Wo sind die Russen auf dem Russenmarkt?

russenmarkt

Der Russenmarkt im Stadtteil Praga. Rund um ein abriss-reifes Stadion gelegen. Heißt aber auch „Stadion des Jahrzehnts" und nicht Allianz- Commerzbank- oder AOL-Arena. Gut, dafür die WM nächstes Jahr in Deutschland. Gute Zeiten hat es wohl nie gesehen: 1955 gebaut, sollte es mal Leistungszentrum und Vorzeige-Sportstätte des kommunistischen Polens werden. Leider war nach dem Bau kein Geld mehr für die Sportler übrig, sodass die riesige Schüssel 30 Jahre nicht genutzt wurde. Bis Händler dort rundherum ihre Verkaufsstände aufschlugen, die man dort bis heute nicht mehr los wird. Es gibt zwar, wie man hört, immer wieder Diskussionen dem ganzen ein Ende zu bereiten; die Händler zu verjagen und das Stadion dem Boden gleich zu machen, aber nun, es ist kein Geld da und so gibt es dort mittlerweile auch eine Polizeistation, die für Ruhe und Ordnung sorgen soll. Dies beschränkt sich jedoch vermutlich, wie so oft hier, auf das Verteilen von Strafzetteln für Trinken in der Öffentlichkeit. Wer sich in Polen sicher fühlen will, zum Beispiel, wenn es um sein Häuschen oder seine Wohnung geht, der engagiert einen privaten Sicherheitsdienst - ein Anruf pro Monat kostenlos. Dennoch, die Polizei zeigt Präsenz auf dem Russenmarkt.

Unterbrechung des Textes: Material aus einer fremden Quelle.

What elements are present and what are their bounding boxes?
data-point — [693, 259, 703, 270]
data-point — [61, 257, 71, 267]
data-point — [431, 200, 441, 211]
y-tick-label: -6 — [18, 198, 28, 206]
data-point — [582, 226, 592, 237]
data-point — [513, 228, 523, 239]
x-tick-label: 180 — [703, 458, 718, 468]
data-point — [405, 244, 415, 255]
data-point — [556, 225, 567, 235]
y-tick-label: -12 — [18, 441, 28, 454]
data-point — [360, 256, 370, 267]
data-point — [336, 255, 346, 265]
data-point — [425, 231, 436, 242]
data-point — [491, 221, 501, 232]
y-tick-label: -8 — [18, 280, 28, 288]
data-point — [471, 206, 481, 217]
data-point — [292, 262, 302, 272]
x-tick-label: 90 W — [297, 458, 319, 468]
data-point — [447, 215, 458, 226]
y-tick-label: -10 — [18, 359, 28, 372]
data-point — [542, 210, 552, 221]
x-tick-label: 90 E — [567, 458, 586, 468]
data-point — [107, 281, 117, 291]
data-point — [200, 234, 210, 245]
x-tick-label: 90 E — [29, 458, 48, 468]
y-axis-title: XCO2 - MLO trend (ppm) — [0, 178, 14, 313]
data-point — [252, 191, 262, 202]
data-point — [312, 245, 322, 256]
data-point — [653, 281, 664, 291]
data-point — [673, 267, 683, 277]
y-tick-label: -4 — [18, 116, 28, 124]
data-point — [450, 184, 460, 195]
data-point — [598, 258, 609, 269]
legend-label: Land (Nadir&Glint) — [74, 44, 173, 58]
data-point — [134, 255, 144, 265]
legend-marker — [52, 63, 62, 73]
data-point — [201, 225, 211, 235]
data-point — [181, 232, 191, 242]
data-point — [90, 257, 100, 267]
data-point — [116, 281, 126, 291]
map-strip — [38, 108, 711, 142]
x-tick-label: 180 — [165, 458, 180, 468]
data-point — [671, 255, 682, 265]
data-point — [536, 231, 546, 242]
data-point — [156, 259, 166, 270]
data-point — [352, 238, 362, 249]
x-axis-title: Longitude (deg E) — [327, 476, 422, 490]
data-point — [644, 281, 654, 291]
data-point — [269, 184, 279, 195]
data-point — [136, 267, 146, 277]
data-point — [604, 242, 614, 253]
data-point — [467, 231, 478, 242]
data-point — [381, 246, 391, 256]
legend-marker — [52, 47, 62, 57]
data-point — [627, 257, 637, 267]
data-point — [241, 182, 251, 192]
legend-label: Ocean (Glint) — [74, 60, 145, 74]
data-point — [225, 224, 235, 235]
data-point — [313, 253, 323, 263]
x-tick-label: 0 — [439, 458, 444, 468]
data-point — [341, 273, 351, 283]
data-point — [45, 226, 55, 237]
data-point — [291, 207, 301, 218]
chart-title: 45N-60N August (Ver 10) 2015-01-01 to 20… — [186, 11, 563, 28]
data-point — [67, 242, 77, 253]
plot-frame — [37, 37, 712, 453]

Touristen gewinnen nach Lektüre des einen oder anderen Reiseführers den Eindruck, dass sie dort in ein Krisengebiet fahren würden und lassen ihre Geldbörse und ihre schöne Kamera im Hotel liegen . Ganz zum Ärger der Taschendiebe, die dann doch kein Gerücht sein sollen. Am Markt angekommen offenbart sich ein relativ unspektakuläres Bild. Wer etwa erwartet, dort Plutonium, Waffen oder Frauen angeboten zu bekommen, der wird enttäuscht. Sogar der Handel mit DVDs ist verboten. Ein (fasst) normaler Markt. Eben etwas größer. Gehandelt wird mit Obst, Gemüse und Kleidung aus Fernost. Jedoch fragt man sich, wo denn die Russen sind, die meisten Händler scheinen aus Vietnam zu stammen. Garagen-ähnliche Buden und Container reihen sich aneinander und bilden ein schier undurchschaubares Labyrinth kleiner Einkaufsstraßen. Alles hier scheint aus Fernost zu stammen: Radiowecker, Sonnenbrillen, Schirmmützen, Turnschuhe und Kleidung eben. Und die Markenartikel - alle so günstig! Wer hungrig ist, stärkt sich an einem der zahllosen Imbisse und wer Zigaretten braucht, bekommt die auch hier, gleich stangenweise.
Also alles nicht so schlimm. Dennoch, jemand der sich hier nicht auskennt, fühlt sich doch ein wenig unwohl, man ist eben fremd hier. Ausserdem hält man Ausschau nach den Taschendieben. Zu guter letzt zahlt man als Touri, der sich durch stümperhaftes Polnisch oder gar Englisch outet, saftige Zuschläge. Ihr habt´s ja, denken die sich wohl, nicht ganz zu unrecht. Wem das alles nicht passt, der kann ja einige Strassen weiter in das nigel-nagel-neue Einkaufszentrum gehen. Da ist heile Welt. H&M, Saturn und Carrefour. Und private Sicherheitsleute. Kameras natürlich auch.